Massive sinkhole opens up in Wallace County, Kansas.

A massive sinkhole, described as 60 m across and 30 m deep has appeared on the land of Kansas farmer Dalton Hoss, roughly 13 km north of Wallace City (pop 57), and appeared sometime in late July 2013 (due to its remote location it was not noticed straight away). The sinkhole has baffled local residents, as it is far from any irrigation project or hydrocarbons extraction operation, two types of human activity widely associated with sinkholes in the American Midwest, and neither is their any sign of liquid in the hole, which typically occurs when subterranean sediments are eroded by water, leading some people to speculate that the hole may be of divine origin.

Part of the Wallace County sinkhole. Wallace County Sherif's Department.

However Rex Buchanan of the Kansas Geological Survey has a more practical explanation for the appearance of the hole. He suggests that the most likely explanations is dissolution of chalk form the underlying Niobrara Formation, causing collapse of the overlying strata into the resulting void.
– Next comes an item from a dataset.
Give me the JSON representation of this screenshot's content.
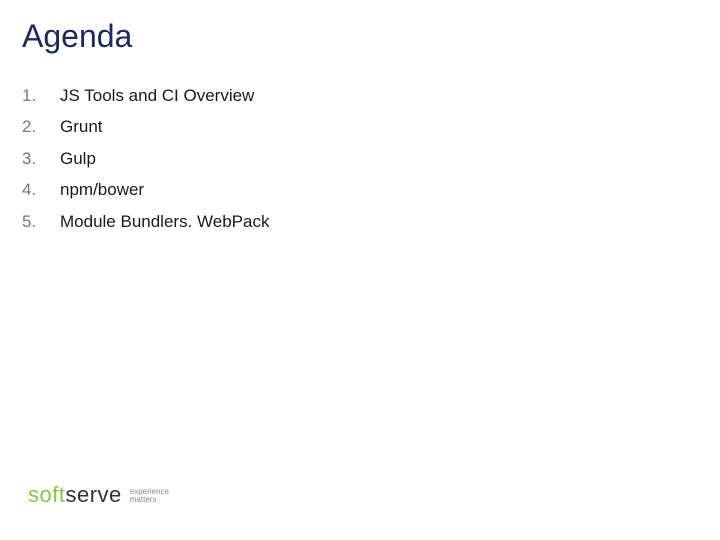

While this is an uncommon event, it is known to have caused the sudden appearance of such holes in Wallace County twice in the past; at Old Maid's Pool in the early 1900s and at the Smokey Basin Cave-in in 1926.

The approximate location of the Wallace County sinkhole. Google Maps.

Sinkholes are generally caused by water eroding soft limestone or unconsolidated deposits from beneath, causing a hole that works its way upwards and eventually opening spectacularly at the surface. Where there are unconsolidated deposits at the surface they can infill from the sides, apparently swallowing objects at the surface, including people, without trace.